Dans l’industrie, selon les observations de l’Apec, le redressement observé en 2010, avec 14% d’embauches de  cadres en plus, se confirme pour 2011, avec une prévision de 10% de croissance des embauches. Autre signe positif, le motif évoqué pour les recrutements prévus au 2ème trimestre 2011. En effet, 22% des entreprises de l’industrie qui prévoient de recruter le feraient dans le cadre d’une création de poste, dans un tiers des cas, pour satisfaire au besoin de développement de l’activité. (Voir les données de l’enquête ici).

Confirmation avec le baromètre de Keljob (qui compile les données de 80 sites emploi): depuis 14 mois, les offres d’emploi progressent, et de +24% encore en avril (par rapport à avril 2010). Là encore, la reprise concerne plus particulièrement les emplois dans l’industrie (+46%) mais aussi le secteur du conseil (multi-facettes!), avec cependant plus qu’un tassement, un recul de l’embauche dans le secteur public.

Du côté des candidats potentiels, les réflexes de surveillance du marché sont bel et bien activés … chez les cadres en tant que «candidats muti-connectés», comme le remarque Cadremploi. Selon la dernière étude de ce site spécialisé (mars 2011, sur un échantillon de 1001 salariés du secteur privé) concernant les moyens utilisés pour la recherche d’emploi, six cadres sur dix consultent régulièrement les sites emploi, dont 23% au moins deux fois par mois. Et si près d’un cadre sur deux (46%) est adepte du smartphone, dans 60% des cas, dans cette population de multi-connectés, on se dit prêt à y consulter des offres d’emploi, à s’informer sur les entreprises ou à y lire des conseils emploi.

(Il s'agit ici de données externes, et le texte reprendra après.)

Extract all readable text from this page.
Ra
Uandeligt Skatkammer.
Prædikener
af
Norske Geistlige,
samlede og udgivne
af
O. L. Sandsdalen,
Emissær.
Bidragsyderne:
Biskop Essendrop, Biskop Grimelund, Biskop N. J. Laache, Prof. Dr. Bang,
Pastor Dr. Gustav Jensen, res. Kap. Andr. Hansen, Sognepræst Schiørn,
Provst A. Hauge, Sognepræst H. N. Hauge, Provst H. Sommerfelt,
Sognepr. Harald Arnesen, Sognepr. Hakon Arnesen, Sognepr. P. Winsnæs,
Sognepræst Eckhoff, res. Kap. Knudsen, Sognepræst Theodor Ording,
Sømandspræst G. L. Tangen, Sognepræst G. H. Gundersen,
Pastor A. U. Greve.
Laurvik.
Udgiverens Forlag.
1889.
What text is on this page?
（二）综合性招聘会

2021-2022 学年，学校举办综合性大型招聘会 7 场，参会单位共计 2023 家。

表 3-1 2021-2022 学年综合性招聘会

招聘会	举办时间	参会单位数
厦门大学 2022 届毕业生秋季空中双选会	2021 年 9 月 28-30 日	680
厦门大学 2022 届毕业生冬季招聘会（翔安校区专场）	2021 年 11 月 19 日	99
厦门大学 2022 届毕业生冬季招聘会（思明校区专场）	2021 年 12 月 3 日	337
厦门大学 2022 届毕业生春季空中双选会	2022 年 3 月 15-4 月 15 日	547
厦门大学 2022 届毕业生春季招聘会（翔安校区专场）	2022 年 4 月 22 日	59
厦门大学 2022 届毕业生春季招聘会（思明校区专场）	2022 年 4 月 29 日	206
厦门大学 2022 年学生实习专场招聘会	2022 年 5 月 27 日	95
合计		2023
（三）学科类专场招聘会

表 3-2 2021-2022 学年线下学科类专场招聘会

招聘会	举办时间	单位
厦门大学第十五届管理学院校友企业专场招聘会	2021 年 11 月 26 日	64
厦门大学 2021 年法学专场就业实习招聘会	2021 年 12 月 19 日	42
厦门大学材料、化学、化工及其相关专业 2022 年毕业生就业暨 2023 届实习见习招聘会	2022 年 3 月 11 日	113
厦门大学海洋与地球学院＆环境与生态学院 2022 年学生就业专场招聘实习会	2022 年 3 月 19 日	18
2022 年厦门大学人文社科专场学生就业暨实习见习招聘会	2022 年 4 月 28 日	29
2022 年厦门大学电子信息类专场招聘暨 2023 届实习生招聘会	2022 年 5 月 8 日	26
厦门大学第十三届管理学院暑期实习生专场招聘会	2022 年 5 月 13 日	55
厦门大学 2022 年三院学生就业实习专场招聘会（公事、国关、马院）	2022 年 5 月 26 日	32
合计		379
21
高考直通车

Il reste que, tous niveaux de qualification confondus, un certain sentiment d’insatisfaction pourrait bien mettre pas mal de grains de sable dans cette reprise de l’embauche et de la mobilité. Selon le dernier relevé du baromètre Monster, 3 salariés français sur 5 disent manquer de reconnaissance au travail et se disent irrités d’être sous-estimés. Autre motif d’insatisfaction, le manque de perspectives d’évolution. Près du tiers des salariés interrogés (36%) le déplore. En janvier, le sondage de Monster révélait que 3 salariés sur 4 espéraient changer de job cette année. Signe d’un besoin de remise en cause, de la situation, du management et de soi-même?